There’s levels of stupidity in information tracking and this one is waaaaaay up there. Remember, ADS-B for the billions spent hasn’t met a single public goal it had, yet.
It was supposed to be for cramming more aircraft into airspace, per the public reasoning for paying for it, which was already limited by time, speed, distance, and see and avoid timeframes. The public goal keeps changing to obfuscate that it has absolutely nothing to do with traffic management.
And all of the “nice to have” features like weather are provided only on an “as able” basis. They’re secondary or tertiary to the tracking function.
The tracking function wasn’t even capable of handling all of the traffic in certain required areas at the time of design. Worked as Capstone in Alaska but when it went “oooh, we can get billions and force this garbage nation-wide) all of a sudden you have to bolt on UAT to even make the thing handle the traffic load.

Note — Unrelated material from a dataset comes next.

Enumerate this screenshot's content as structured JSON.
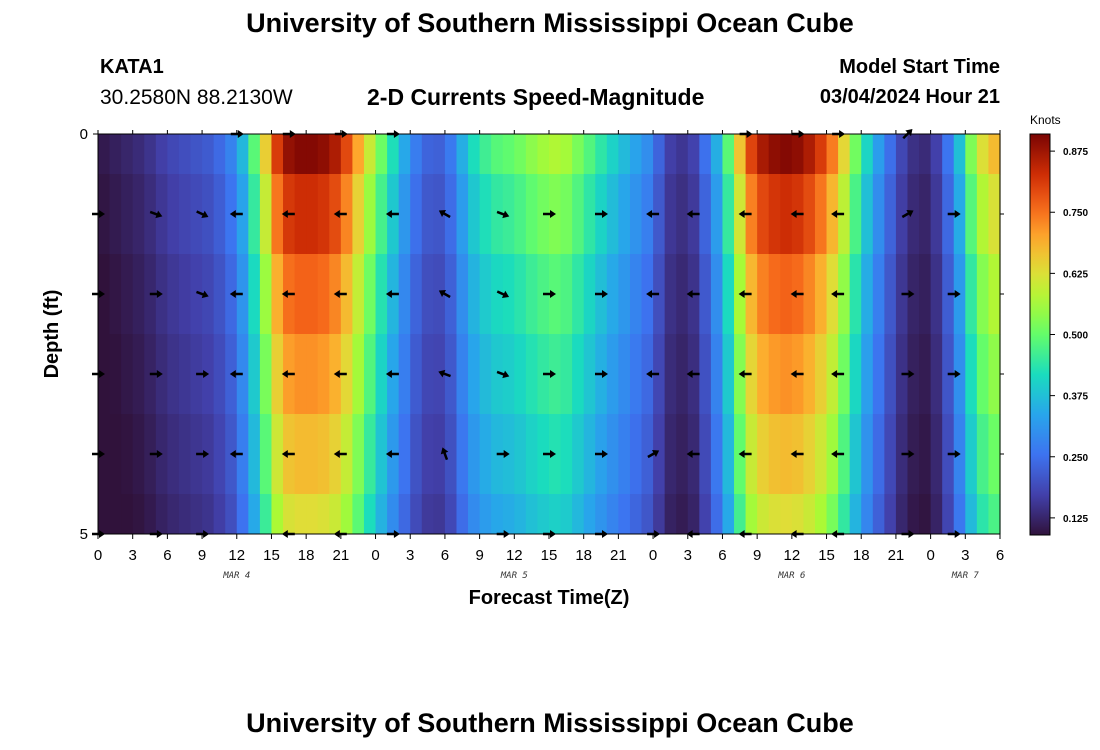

It’s truly a POS, design-wise. No proper identification or repudiation of received transmissions, antenna blockages in many modes where safety is “assumed” but not properly guaranteed by a rebroadcast of the ground station, the asinine “hockey puck” that drives safety right out the window just to save on air time, the thing of discreet codes that never change to N-numbers broadcasting it all in the clear without encryption, dual frequency and diddling with ground stations having to figure out which things to rebroadcast on which transmitter... the list goes on.
It’s just a system where some bureaucrat shoved some loan money through in Alaska to various entities and came up with something that at best was a good stop-gap for the lack of information and control up there, and then realized they could make a multi-billion dollar land-grab by forcing it on the rest of CONUS — without doing a proper design for what might actually be needed, proper bandwidth for the data expected, and no need whatsoever to broadcast anything in the clear in a command and control/safety system.
The only good news is it only ran the deficit up by small double digit billions instead of triple digit, of they’d have done a real design and needs analysis and been honest about system capabilities when pitching it to Congress.
Example: Why the hell isn’t a tracked D-ATIS request system and requested clearance delivery included in this system, and yet available from AIRINC on private systems and frequencies for decades now? Because it wasn’t DESIGNED properly as an aviation two-way data system. It was designed as an add-on to transponders and Mode-S and you can see the “bolt on” mentality in the design if you’ve done any systems design work. The marketing wank to pretend it’s something it can barely handle, is even funnier.